On Wed, 27 Jan 2016 00:42:37 +1300
Chris Bannister <cbannister at slingshot.co.nz> wrote:

> On Sun, Jan 24, 2016 at 12:54:12PM -0500, jonetsu at teksavvy.com wrote:
> > On Tue, 19 Jan 2016 22:23:46 +0000
> > Will Godfrey <willgodfrey at musically.me.uk> wrote:
> > 
> > > Over on Soundcloud Mark Bennett has posted an acapella recording
> > > of a traditional Irish ballad, as an open collaboration project.
> > > 
> > > I found this song totally captivating so decided to try my hand.
> > > This is what I achieved. I hope you like it.
> > > 
> > > http://www.musically.me.uk/music/The_Parting_Glass.ogg
> > 
> > Nice.  It would have been perhaps also nice to have a bit more
> > presence on the instruments though :)  If only for a bit more
> > balance between voice and instruments.  The instruments uplifting
> > the voice without any volume adjustments.
> 
> As a layman reading this and looking at
> https://en.wikipedia.org/wiki/Presence_(amplification), is that
> achieveable without using an equaliser?

Very good question.

> Although unrelated, I found this:
> https://en.wikipedia.org/wiki/Presence_(sound_recording)

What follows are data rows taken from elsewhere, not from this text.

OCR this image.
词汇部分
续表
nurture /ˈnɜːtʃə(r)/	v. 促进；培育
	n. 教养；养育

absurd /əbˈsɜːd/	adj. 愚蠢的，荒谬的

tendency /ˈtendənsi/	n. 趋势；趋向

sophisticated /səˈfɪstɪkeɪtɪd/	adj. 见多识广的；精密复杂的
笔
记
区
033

It may or may not be related, although it does have to do with little
details that contributes to support the main expression. Those are also
called Foley sounds.  The use if highly creative.  It can be a sound
of dry leaves being brushed, tailored and mixed with a snare.  It can
be just the sound of 'the air' in the countryside, mixed in.  It would
interesting for this recording, to remove the reverb, add tailored
'countryside air ambiance' sounds (it can be very subtle, no need for
blowing wind !) and only then reintroduce reverb.